How retailers can avoid overselling and thrive this holiday season

Remember the early days of the pandemic? When locked down consumers were buying everything from loungewear to air fryers and warehouses across the world were being cleared as supply chain disruption hit hard. 

Today couldn’t be more different. Retailers are suffering from ‘inventory bloat’ or too much stock. In order to de-risk and become less dependent on global providers and their delivery time frames they bought too much stock they are now struggling to sell. This means retailers are under a huge amount of pressure this holiday season to clear stock, to release capital and reduce spending on storing it all in warehouses. 

A recent Accenture survey found nearly all retailers (99 per cent) had increased their promotional activity as part of their holiday plans. Another 35 per cent said their companies are deeply discounting or taking other measures to get rid of excess inventory.

But more stock means more sales, doesn’t it? That’s a good thing for retailers? Well, not if everyone has it. Only the ones who know exactly where their stock is and how much of it they have in each location will be able to sell it all. And more importantly, not frustrate their customers by selling too much. In this article I’ll discuss what overselling is, why it’s bad and what retailers can do to avoid it.

What Is overselling?

Overselling is not simply running out of stock. Overselling is running out of stock but still allowing consumers to complete purchases anyway. This might be because you sold out on a marketplace, you’ve got your stock levels wrong, didn’t have enough safety stock, or you weren’t quick enough to update your inventory.

Why is overselling bad?

Allowing a customer to proceed to check out, only to later email them with “sorry but we can’t fulfil your order” not only damages your brand image for that particular customer but if they leave negative feedback, it could damage your reputation for many more potential customers to come.

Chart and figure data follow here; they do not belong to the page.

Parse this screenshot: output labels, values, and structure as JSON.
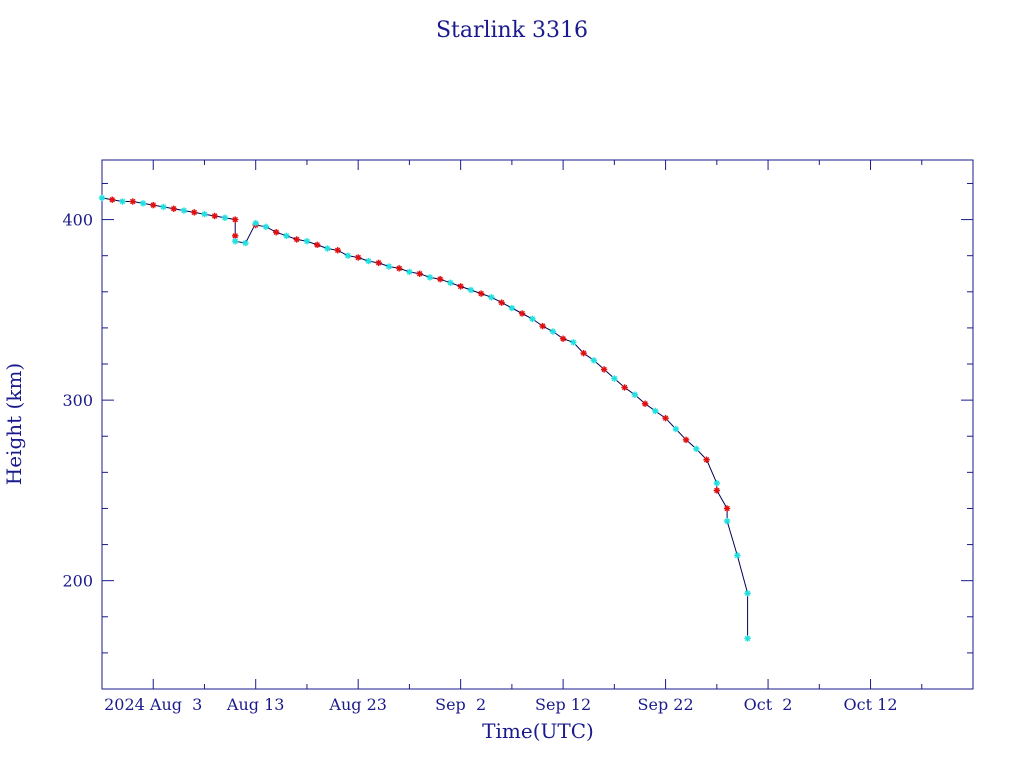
{
  "chart_data": {
    "type": "scatter",
    "title": "Starlink 3316",
    "xlabel": "Time(UTC)",
    "ylabel": "Height (km)",
    "x_tick_labels": [
      "2024 Aug  3",
      "Aug 13",
      "Aug 23",
      "Sep  2",
      "Sep 12",
      "Sep 22",
      "Oct  2",
      "Oct 12"
    ],
    "y_ticks": [
      200,
      300,
      400
    ],
    "xlim": [
      "2024-07-29",
      "2024-10-22"
    ],
    "ylim": [
      140,
      433
    ],
    "grid": false,
    "colors": {
      "axis": "#1a1a8c",
      "line": "#000055",
      "marker_a": "#e01010",
      "marker_b": "#20e0e0"
    },
    "series": [
      {
        "marker": "red-asterisk",
        "x": [
          "2024-07-30",
          "2024-08-01",
          "2024-08-03",
          "2024-08-05",
          "2024-08-07",
          "2024-08-09",
          "2024-08-11",
          "2024-08-11",
          "2024-08-13",
          "2024-08-15",
          "2024-08-17",
          "2024-08-19",
          "2024-08-21",
          "2024-08-23",
          "2024-08-25",
          "2024-08-27",
          "2024-08-29",
          "2024-08-31",
          "2024-09-02",
          "2024-09-04",
          "2024-09-06",
          "2024-09-08",
          "2024-09-10",
          "2024-09-12",
          "2024-09-14",
          "2024-09-16",
          "2024-09-18",
          "2024-09-20",
          "2024-09-22",
          "2024-09-24",
          "2024-09-26",
          "2024-09-27",
          "2024-09-28"
        ],
        "y": [
          411,
          410,
          408,
          406,
          404,
          402,
          400,
          391,
          397,
          393,
          389,
          386,
          383,
          379,
          376,
          373,
          370,
          367,
          363,
          359,
          354,
          348,
          341,
          334,
          326,
          317,
          307,
          298,
          290,
          278,
          267,
          250,
          240
        ]
      },
      {
        "marker": "cyan-asterisk",
        "x": [
          "2024-07-29",
          "2024-07-31",
          "2024-08-02",
          "2024-08-04",
          "2024-08-06",
          "2024-08-08",
          "2024-08-10",
          "2024-08-11",
          "2024-08-12",
          "2024-08-13",
          "2024-08-14",
          "2024-08-16",
          "2024-08-18",
          "2024-08-20",
          "2024-08-22",
          "2024-08-24",
          "2024-08-26",
          "2024-08-28",
          "2024-08-30",
          "2024-09-01",
          "2024-09-03",
          "2024-09-05",
          "2024-09-07",
          "2024-09-09",
          "2024-09-11",
          "2024-09-13",
          "2024-09-15",
          "2024-09-17",
          "2024-09-19",
          "2024-09-21",
          "2024-09-23",
          "2024-09-25",
          "2024-09-27",
          "2024-09-28",
          "2024-09-29",
          "2024-09-30",
          "2024-09-30"
        ],
        "y": [
          412,
          410,
          409,
          407,
          405,
          403,
          401,
          388,
          387,
          398,
          396,
          391,
          388,
          384,
          380,
          377,
          374,
          371,
          368,
          365,
          361,
          357,
          351,
          345,
          338,
          332,
          322,
          312,
          303,
          294,
          284,
          273,
          254,
          233,
          214,
          193,
          168
        ]
      }
    ]
  }
}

In a report Fluent Commerce commissioned this year ‘Top Holiday Shopper Trends 2022’ which surveyed 4041 respondents across the US, the UK, Germany and Australia, 68 per cent of consumers said it would damage their view of the retailer if they went to purchase an item and it wasn’t actually in stock when it said it was online. It is unlikely retailers will get a second chance with their customers if they have disappointed them and a competitor is waiting in the wings ready to fulfil that order.

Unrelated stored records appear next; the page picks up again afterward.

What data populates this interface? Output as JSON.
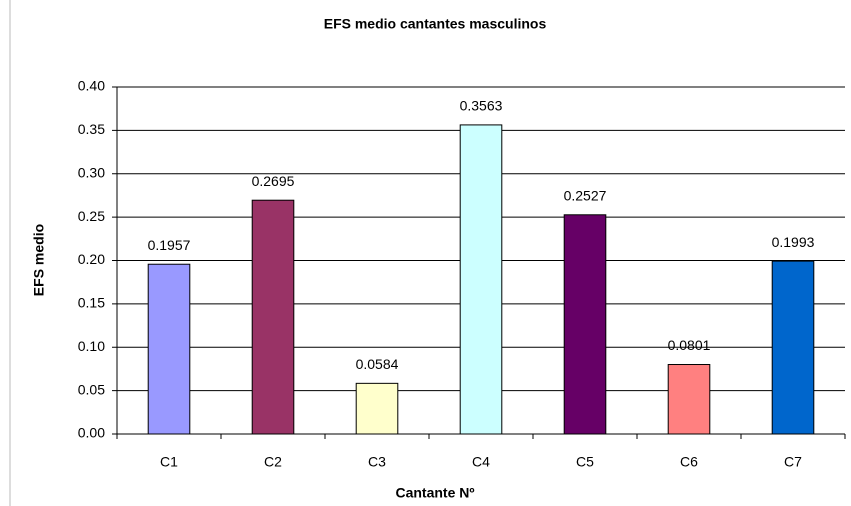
{
  "chart_data": {
    "type": "bar",
    "title": "EFS medio cantantes masculinos",
    "x_label": "Cantante Nº",
    "y_label": "EFS medio",
    "categories": [
      "C1",
      "C2",
      "C3",
      "C4",
      "C5",
      "C6",
      "C7"
    ],
    "values": [
      0.1957,
      0.2695,
      0.0584,
      0.3563,
      0.2527,
      0.0801,
      0.1993
    ],
    "colors": [
      "#9999ff",
      "#993366",
      "#ffffcc",
      "#ccffff",
      "#660066",
      "#ff8080",
      "#0066cc"
    ],
    "ylim": [
      0,
      0.4
    ],
    "yticks": [
      {
        "value": 0,
        "label": "0.00"
      },
      0.05,
      {
        "value": 0.1,
        "label": "0.10"
      },
      0.15,
      {
        "value": 0.2,
        "label": "0.20"
      },
      0.25,
      {
        "value": 0.3,
        "label": "0.30"
      },
      0.35,
      {
        "value": 0.4,
        "label": "0.40"
      }
    ],
    "grid": true
  }
}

Overselling often leaves the retailer with a cost they can’t recoup, having spent money on acquiring that customer, online advertising spend, e-commerce platform fees, payment capture fees and the cost of managing the refund. 

Finally, overselling of course means that you’ve sold out and therefore you’re missing out on lots of potential sales and customers. But have you really sold out? Or do you maybe have stock still left sitting in a location where your online customers can’t access it? In that case, you are both disappointing customers who would like to buy the item as well as not selling the items you do have. 

How to prevent overselling

There are a number of precautions that as a retailer you can take in order to prevent overselling.

1. Stock checks

Conducting regular and spot-check stock checks ensures that your stock level figures are correct and your sales channel(s) are accurate. This will help to prevent overselling.

Having one view of your inventory – and stock in stores, distribution centres and warehouses – is key to knowing how much stock you have, at any given time. But it also, perhaps, more importantly, tells you where that stock is.

2. Update your sales channels

If you’re multichannel selling and you’re listing your stock, in full, on each channel, you need to be on the ball. Ensure that when your stock drops on one channel, you’re quick to update all of your other channels. That means changing the stock on Amazon, Ebay and your own website, to avoid overselling.

3. Improve planning

Forecasting demand successfully is a challenge for all retailers. Understanding where your items are ordered from (not fulfilled from) enables you to replenish orders quickly and in the right place to ensure fewer ‘out-of-stock’ occurrences.  

For example, typically, if a store is running low on stock of an item, that store will receive a replenishment order to increase stock. But what if half of that stock was used to fulfil online orders because there was no stock located nearby? An optimal replenishment strategy would be to send more to the stores closer to the source of demand, and less to the store that is further away. If the stores closer to the customer had been in stock, they would have sold more, and the cost of delivery would have been lower, due to the shorter distance the goods needed to travel.

4. Get a quality OMS with real-time inventory

If you have a quality distributed order management system (OMS), all of your sales channel(s) are automatically updated with your stock levels, in real-time. The system can assign buffers for popular items, which prevents overstocking and means that you never oversell (or undersell) again. 

Automatic reporting can help identify peaks in demand and you’ll be able to see what is available across all locations and then allocate stock according to where and when it is needed. You can even flag damaged items, so unsaleable inventory won’t be shown in online channels.

So don’t be caught out this holiday season selling stock you don’t have. A quality order management system with real-time inventory will help you sell the stock you have in the most efficient way, prevent overselling and enable you to respond and adapt much more quickly to your customer’s buying behaviour in the future.